Children transferred to our rural PTC experienced similar delays secondary to unnecessary imaging as major urban centers [7,8,14]. We did not, however, find ISS to influence use of pretransfer CT as has been previously reported [7]. This may be caused by sample size as the pretransfer CT imaging group did have a higher ISS, but the difference did not reach statistical significance. Furthermore, patients who underwent pretransfer CT were more likely to undergo surgical intervention at our PTC, which may imply that these patients presented with more severe injuries. Despite the longer times to definitive care experienced by patients who underwent pretransfer CT, there was not a significant difference in clinical outcomes between cohorts.

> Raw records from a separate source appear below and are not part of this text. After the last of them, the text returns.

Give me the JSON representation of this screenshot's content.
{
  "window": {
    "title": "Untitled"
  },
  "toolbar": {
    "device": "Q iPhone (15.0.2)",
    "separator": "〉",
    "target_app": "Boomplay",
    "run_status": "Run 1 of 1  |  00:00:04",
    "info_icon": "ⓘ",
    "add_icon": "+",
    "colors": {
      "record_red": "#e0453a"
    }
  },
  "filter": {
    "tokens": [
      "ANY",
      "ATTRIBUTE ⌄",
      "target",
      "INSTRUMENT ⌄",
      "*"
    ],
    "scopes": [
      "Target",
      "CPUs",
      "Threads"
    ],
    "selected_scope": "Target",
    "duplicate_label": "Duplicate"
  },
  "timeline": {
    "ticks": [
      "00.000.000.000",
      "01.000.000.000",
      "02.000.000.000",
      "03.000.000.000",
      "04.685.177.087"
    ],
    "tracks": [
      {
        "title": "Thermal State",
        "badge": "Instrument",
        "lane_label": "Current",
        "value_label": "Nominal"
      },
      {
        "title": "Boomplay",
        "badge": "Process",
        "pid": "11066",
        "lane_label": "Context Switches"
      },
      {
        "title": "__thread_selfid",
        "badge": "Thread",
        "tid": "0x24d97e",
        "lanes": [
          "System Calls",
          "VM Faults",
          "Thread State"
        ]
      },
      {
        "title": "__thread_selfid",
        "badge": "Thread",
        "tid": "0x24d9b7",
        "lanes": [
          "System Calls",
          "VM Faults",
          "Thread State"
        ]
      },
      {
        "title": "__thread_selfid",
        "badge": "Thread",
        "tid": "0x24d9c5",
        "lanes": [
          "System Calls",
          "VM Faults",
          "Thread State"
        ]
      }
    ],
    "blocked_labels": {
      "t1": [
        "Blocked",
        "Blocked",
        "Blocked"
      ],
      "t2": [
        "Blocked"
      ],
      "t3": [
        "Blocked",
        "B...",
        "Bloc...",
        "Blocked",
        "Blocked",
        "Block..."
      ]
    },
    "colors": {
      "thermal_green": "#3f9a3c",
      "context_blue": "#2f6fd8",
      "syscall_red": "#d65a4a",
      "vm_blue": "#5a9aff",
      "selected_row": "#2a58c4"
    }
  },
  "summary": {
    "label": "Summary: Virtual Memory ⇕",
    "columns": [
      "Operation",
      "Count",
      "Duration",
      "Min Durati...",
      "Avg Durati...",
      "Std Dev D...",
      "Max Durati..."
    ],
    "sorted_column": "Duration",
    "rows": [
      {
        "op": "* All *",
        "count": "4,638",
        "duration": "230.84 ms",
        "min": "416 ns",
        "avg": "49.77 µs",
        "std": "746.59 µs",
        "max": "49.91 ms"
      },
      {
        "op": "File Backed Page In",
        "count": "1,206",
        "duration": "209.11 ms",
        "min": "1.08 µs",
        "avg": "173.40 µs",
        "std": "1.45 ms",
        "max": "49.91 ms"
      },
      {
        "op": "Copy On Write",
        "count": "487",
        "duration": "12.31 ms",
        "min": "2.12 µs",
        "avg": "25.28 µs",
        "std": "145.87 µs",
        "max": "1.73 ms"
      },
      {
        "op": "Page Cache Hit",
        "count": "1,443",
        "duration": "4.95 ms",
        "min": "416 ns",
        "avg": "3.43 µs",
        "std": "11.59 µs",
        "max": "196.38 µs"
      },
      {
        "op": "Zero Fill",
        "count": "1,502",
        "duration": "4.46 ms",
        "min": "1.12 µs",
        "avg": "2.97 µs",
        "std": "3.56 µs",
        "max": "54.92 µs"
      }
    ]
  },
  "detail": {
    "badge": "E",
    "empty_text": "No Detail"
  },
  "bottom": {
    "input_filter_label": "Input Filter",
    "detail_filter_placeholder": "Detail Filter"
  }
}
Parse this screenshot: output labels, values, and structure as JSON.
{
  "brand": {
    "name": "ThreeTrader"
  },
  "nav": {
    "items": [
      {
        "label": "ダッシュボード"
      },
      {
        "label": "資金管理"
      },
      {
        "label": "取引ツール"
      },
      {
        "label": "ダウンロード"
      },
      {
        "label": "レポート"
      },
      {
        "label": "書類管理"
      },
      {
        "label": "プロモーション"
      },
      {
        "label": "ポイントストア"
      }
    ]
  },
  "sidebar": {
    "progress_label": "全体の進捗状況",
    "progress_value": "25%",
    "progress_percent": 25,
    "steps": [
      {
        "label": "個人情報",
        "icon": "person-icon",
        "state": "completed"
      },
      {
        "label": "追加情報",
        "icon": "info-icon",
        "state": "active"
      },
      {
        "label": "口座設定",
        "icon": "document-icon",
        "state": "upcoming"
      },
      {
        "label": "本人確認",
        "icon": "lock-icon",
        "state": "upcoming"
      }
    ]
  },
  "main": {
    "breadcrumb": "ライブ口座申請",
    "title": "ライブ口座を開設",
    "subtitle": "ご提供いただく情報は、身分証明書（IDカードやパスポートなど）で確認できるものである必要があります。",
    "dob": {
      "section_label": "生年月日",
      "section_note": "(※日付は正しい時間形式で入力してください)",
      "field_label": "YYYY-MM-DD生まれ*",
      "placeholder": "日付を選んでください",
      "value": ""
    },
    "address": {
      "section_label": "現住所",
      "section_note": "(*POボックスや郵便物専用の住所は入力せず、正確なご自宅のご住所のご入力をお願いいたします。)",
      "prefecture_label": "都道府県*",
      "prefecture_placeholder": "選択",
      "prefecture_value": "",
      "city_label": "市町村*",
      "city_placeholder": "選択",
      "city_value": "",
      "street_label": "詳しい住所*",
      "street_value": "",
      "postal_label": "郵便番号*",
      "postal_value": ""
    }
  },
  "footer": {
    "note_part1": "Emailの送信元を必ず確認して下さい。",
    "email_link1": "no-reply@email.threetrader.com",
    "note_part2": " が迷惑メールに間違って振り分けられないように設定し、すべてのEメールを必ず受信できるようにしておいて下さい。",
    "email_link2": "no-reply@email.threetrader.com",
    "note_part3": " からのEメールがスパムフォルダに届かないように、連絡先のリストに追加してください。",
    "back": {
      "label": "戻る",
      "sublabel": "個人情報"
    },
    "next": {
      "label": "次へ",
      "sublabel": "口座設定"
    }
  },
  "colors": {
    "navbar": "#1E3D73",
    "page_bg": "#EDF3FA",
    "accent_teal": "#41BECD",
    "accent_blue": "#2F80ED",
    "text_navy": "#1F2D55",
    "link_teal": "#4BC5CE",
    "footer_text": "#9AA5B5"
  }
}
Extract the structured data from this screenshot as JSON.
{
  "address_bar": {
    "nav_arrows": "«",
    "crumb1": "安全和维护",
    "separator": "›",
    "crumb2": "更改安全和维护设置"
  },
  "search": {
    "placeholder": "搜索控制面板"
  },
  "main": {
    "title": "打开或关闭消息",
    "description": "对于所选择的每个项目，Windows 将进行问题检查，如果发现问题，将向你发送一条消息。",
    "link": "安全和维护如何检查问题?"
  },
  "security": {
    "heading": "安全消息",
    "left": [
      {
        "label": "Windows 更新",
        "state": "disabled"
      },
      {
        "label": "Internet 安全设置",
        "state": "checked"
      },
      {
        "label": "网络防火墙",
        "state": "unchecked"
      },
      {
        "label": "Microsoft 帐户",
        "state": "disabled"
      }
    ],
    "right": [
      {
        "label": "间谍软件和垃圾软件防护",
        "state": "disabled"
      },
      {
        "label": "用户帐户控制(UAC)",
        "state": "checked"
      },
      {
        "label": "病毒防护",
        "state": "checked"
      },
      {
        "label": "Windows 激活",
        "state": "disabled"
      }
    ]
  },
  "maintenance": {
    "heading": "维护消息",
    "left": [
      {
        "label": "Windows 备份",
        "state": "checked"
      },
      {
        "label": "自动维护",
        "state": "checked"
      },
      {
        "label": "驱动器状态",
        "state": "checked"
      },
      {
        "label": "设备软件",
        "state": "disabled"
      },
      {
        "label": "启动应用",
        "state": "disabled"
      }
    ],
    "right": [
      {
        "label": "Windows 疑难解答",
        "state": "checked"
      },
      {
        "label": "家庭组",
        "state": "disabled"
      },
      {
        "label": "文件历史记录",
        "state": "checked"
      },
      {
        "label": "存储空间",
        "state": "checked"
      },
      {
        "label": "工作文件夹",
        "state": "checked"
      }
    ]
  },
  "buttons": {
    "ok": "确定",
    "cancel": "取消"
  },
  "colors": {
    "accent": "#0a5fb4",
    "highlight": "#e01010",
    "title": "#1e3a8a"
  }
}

In 2014, Benedict et al. reported their experience out of Tufts Medical Center in Boston, Massachusetts, following the Department of Public Health's statewide trauma triage guidelines. The guidelines specify the anatomic, physiologic, and mechanistic criteria for stabilization and immediate transfer to a pediatric trauma center without pretransfer CT imaging. Of the patients who were scanned prior to transfer to Tufts, 66% met the criteria for immediate transfer but underwent CT imaging anyways.
Within our regional trauma system, we advise providers to immediately transfer patients to our facility, following stabilization, without advanced imaging if they meet criteria for level 1 or level 2 activation. In this retrospective review, approximately 60% of our patients who underwent CT examination prior to transfer had met criteria for immediate transfer after stabilization. These data suggest that more education is needed throughout our regional trauma system and across the country at large. Many providers at referring institutions feel that they are expected to obtain imaging prior to transfer so that the tertiary center can begin making preparations. Others use advanced imaging to rule out trauma in an attempt to avoid unnecessary transfers.
A significant limitation of this study is that we did not have access to regional data to determine how effective CT scans are for preventing unnecessary transfers. We were not able to review patients who underwent CTs at outside hospitals and were not transferred to our PTC because of the scan results. It is possible that a number of CTs prevented unnecessary transfers. Nonetheless, if a patient meets the criteria, they should be transferred to a PTC without imaging. Following this guideline will decrease time to definitive care, avoid unnecessary repeat CT scans, and likely decrease the number of scans in general.
In conclusion, a significant number of pediatric blunt abdominal and thoracic trauma patients undergo CT prior to transfer to definitive PTC care. Despite the delays in transfer associated with obtaining these scans, measured clinical outcomes were not significantly different between the two groups.